22 de outubro, de 2011 | 00:00
Erosões na área interna do Perd
Usuário reclama de buracos em Estrada-Parque; para DER e construtora não existe problema
MARLIÉRIA Antes mesmo de ser concluída, a Estrada-Parque Bispo Dom Helvécio, que liga a sede do município ao Parque Estadual do Rio Doce (Perd), tem sido motivo de desgastes.
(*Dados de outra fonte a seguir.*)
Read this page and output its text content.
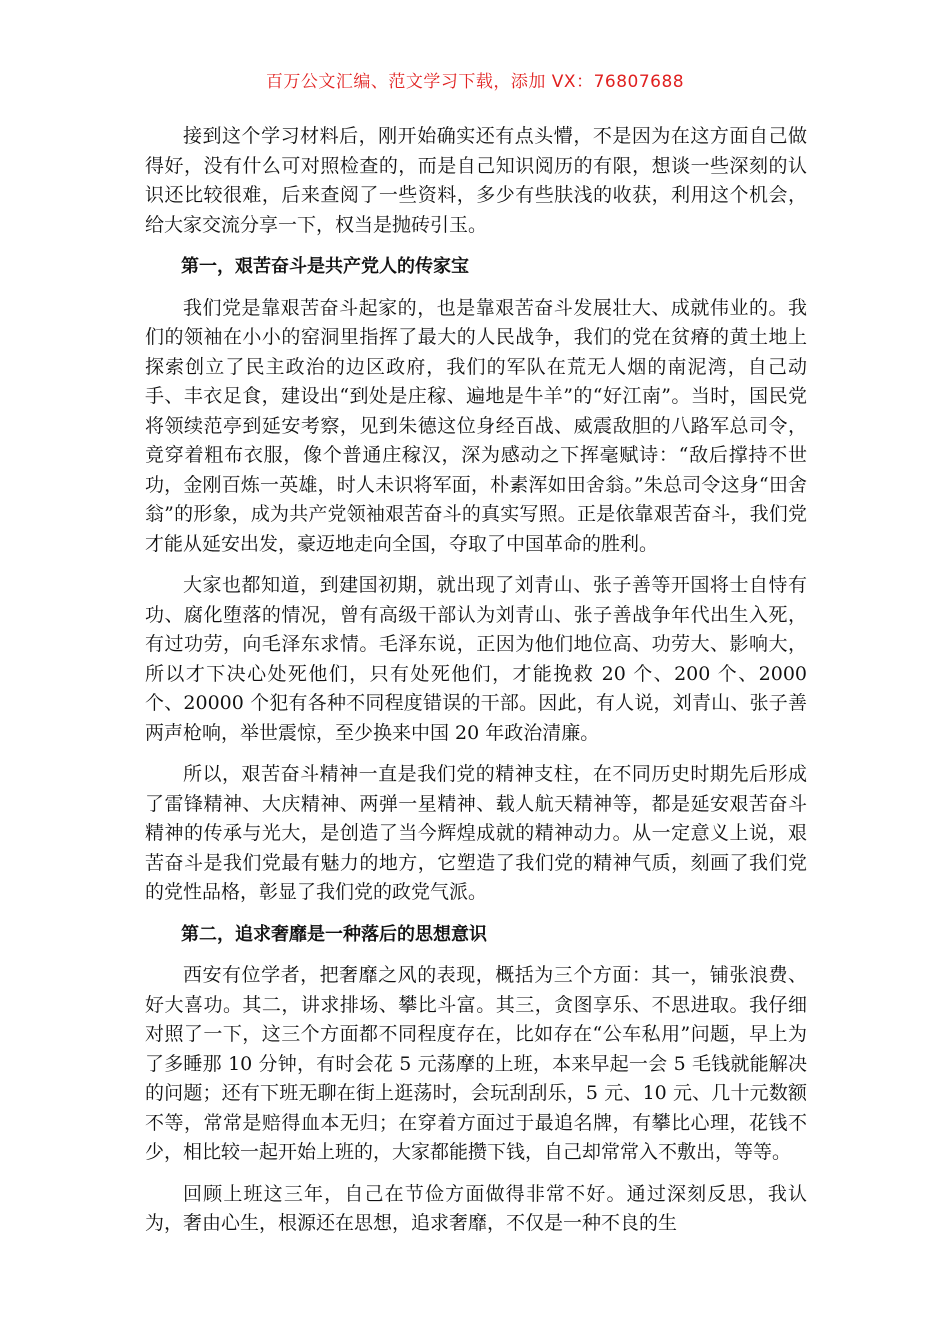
百万公文汇编、范文学习下载，添加 VX：76807688

接到这个学习材料后，刚开始确实还有点头懵，不是因为在这方面自己做得好，没有什么可对照检查的，而是自己知识阅历的有限，想谈一些深刻的认识还比较很难，后来查阅了一些资料，多少有些肤浅的收获，利用这个机会，给大家交流分享一下，权当是抛砖引玉。

第一，艰苦奋斗是共产党人的传家宝

我们党是靠艰苦奋斗起家的，也是靠艰苦奋斗发展壮大、成就伟业的。我们的领袖在小小的窑洞里指挥了最大的人民战争，我们的党在贫瘠的黄土地上探索创立了民主政治的边区政府，我们的军队在荒无人烟的南泥湾，自己动手、丰衣足食，建设出“到处是庄稼、遍地是牛羊”的“好江南”。当时，国民党将领续范亭到延安考察，见到朱德这位身经百战、威震敌胆的八路军总司令，竟穿着粗布衣服，像个普通庄稼汉，深为感动之下挥毫赋诗：“敌后撑持不世功，金刚百炼一英雄，时人未识将军面，朴素浑如田舍翁。”朱总司令这身“田舍翁”的形象，成为共产党领袖艰苦奋斗的真实写照。正是依靠艰苦奋斗，我们党才能从延安出发，豪迈地走向全国，夺取了中国革命的胜利。

大家也都知道，到建国初期，就出现了刘青山、张子善等开国将士自恃有功、腐化堕落的情况，曾有高级干部认为刘青山、张子善战争年代出生入死，有过功劳，向毛泽东求情。毛泽东说，正因为他们地位高、功劳大、影响大，所以才下决心处死他们，只有处死他们，才能挽救 20 个、200 个、2000 个、20000 个犯有各种不同程度错误的干部。因此，有人说，刘青山、张子善两声枪响，举世震惊，至少换来中国 20 年政治清廉。

所以，艰苦奋斗精神一直是我们党的精神支柱，在不同历史时期先后形成了雷锋精神、大庆精神、两弹一星精神、载人航天精神等，都是延安艰苦奋斗精神的传承与光大，是创造了当今辉煌成就的精神动力。从一定意义上说，艰苦奋斗是我们党最有魅力的地方，它塑造了我们党的精神气质，刻画了我们党的党性品格，彰显了我们党的政党气派。

第二，追求奢靡是一种落后的思想意识

西安有位学者，把奢靡之风的表现，概括为三个方面：其一，铺张浪费、好大喜功。其二，讲求排场、攀比斗富。其三，贪图享乐、不思进取。我仔细对照了一下，这三个方面都不同程度存在，比如存在“公车私用”问题，早上为了多睡那 10 分钟，有时会花 5 元荡摩的上班，本来早起一会 5 毛钱就能解决的问题；还有下班无聊在街上逛荡时，会玩刮刮乐，5 元、10 元、几十元数额不等，常常是赔得血本无归；在穿着方面过于最追名牌，有攀比心理，花钱不少，相比较一起开始上班的，大家都能攒下钱，自己却常常入不敷出，等等。

回顾上班这三年，自己在节俭方面做得非常不好。通过深刻反思，我认为，奢由心生，根源还在思想，追求奢靡，不仅是一种不良的生
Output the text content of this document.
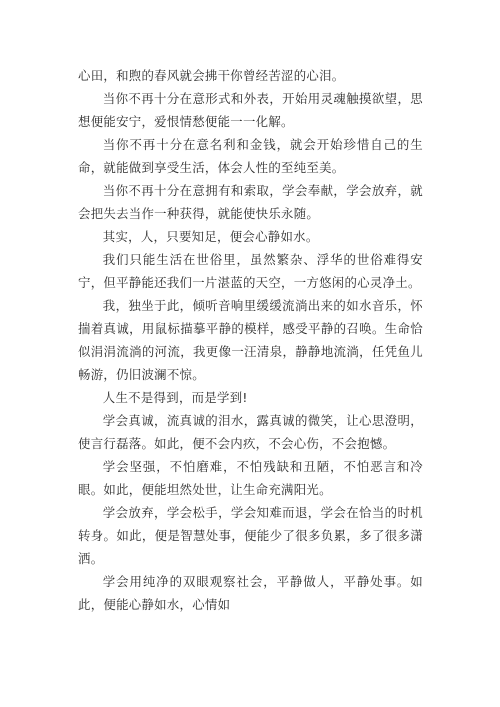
心田，和煦的春风就会拂干你曾经苦涩的心泪。

当你不再十分在意形式和外表，开始用灵魂触摸欲望，思想便能安宁，爱恨情愁便能一一化解。

当你不再十分在意名利和金钱，就会开始珍惜自己的生命，就能做到享受生活，体会人性的至纯至美。

当你不再十分在意拥有和索取，学会奉献，学会放弃，就会把失去当作一种获得，就能使快乐永随。

其实，人，只要知足，便会心静如水。

我们只能生活在世俗里，虽然繁杂、浮华的世俗难得安宁，但平静能还我们一片湛蓝的天空，一方悠闲的心灵净土。

我，独坐于此，倾听音响里缓缓流淌出来的如水音乐，怀揣着真诚，用鼠标描摹平静的模样，感受平静的召唤。生命恰似涓涓流淌的河流，我更像一汪清泉，静静地流淌，任凭鱼儿畅游，仍旧波澜不惊。

人生不是得到，而是学到!

学会真诚，流真诚的泪水，露真诚的微笑，让心思澄明，使言行磊落。如此，便不会内疚，不会心伤，不会抱憾。

学会坚强，不怕磨难，不怕残缺和丑陋，不怕恶言和冷眼。如此，便能坦然处世，让生命充满阳光。

学会放弃，学会松手，学会知难而退，学会在恰当的时机转身。如此，便是智慧处事，便能少了很多负累，多了很多潇洒。

学会用纯净的双眼观察社会，平静做人，平静处事。如此，便能心静如水，心情如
Dos 7 km de pavimentação realizados, uma parte do calçamento, na área interna da unidade de conservação, começou a soltar em alguns trechos, provocando erosão por onde circulam veículos de moradores da região e turistas. Iniciada em março de 2009, a obra deveria ser concluída em março deste ano. Houve atraso e foi solicitada uma prorrogação, que venceria em dezembro próximo. No entanto, o término dos trabalhos só deve ocorrer em fevereiro de 2012.
Um motociclista que sempre utiliza a via enviou à redação do DIÁRIO DO AÇO uma reclamação dando conta da situação da estrada no trecho que vai da entrada do Perd à área de camping. A Oriente Construtora, que executa a obra, declarou desconhecer o problema e afirma não ter recebido nenhuma notificação do Departamento de Estradas e Rodagens (DER), órgão responsável pela fiscalização.
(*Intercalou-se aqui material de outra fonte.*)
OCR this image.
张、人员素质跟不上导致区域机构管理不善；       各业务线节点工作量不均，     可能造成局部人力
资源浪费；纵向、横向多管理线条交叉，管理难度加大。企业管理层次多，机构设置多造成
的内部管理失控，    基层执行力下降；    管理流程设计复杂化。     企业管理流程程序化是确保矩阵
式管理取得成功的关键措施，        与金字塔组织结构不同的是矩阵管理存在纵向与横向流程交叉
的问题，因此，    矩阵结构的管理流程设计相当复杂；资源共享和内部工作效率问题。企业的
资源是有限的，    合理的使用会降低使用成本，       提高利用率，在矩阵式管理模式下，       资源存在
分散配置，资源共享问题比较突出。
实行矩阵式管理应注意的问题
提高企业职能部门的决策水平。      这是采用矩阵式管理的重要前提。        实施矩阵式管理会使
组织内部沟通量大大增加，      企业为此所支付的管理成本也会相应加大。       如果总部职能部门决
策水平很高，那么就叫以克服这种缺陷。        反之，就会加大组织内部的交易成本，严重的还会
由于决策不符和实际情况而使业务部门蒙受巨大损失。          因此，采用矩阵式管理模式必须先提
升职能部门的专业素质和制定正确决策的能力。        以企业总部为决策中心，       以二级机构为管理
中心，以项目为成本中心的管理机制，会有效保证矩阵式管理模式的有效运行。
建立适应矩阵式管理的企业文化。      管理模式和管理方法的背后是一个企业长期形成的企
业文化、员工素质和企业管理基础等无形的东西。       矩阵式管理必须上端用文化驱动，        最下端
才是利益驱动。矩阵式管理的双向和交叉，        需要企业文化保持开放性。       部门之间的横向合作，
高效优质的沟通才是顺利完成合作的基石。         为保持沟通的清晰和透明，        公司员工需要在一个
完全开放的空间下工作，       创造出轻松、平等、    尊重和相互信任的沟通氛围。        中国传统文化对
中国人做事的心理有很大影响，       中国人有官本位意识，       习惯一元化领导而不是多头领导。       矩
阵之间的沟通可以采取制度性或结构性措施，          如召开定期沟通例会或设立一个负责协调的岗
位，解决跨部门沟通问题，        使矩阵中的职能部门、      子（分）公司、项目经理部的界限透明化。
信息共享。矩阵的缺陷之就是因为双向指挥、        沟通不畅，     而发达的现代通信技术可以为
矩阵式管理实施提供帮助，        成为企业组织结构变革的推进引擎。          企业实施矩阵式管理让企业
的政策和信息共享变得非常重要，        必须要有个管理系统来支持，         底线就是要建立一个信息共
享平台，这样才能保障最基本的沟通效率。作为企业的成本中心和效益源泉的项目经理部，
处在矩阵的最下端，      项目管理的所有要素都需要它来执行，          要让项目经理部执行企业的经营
Questionado sobre o problema, o coordenador regional do DER, Nívio Pinto de Lima, disse que um eventual desgaste na pista é natural. Não existe nenhum problema, estive no local nesta quinta-feira (20) e está tudo certo”, disse. Fotos enviadas por moradores mostram pequenas erosões na Estrada-Parque. As imagens mostram paralelepípedos soltos, e um buraco formado onde os mesmos haviam sido colocados.
De acordo com o coordenador do DER, possíveis reparos serão realizados pela construtora, haja vista que a obra ainda não foi entregue. A responsabilidade total em caso de alguma falha até a conclusão da pavimentação é da Oriente, porém ainda não detectamos a falha em questão na estrutura”, declarou.
Na edição do dia 6 deste mês, o DIÁRIO DO AÇO publicou uma matéria dando conta de um novo prazo para entrega da obra. A parte montanhosa será trabalhada após o período chuvoso. Incluída no Programa de Pavimentação de Ligações aos Municípios (ProAcesso), a cargo da Secretaria de Estado de Transporte e Obras Públicas (Setop), a obra foi alardeada como um grande projeto em prol do desenvolvimento turístico da região.
Outro inconveniente gerado pela obra foi o acúmulo de grande quantidade de terra em áreas montanhosas, e moradores de Marliéria revelaram a preocupação com o risco de possíveis deslizamentos no período chuvoso.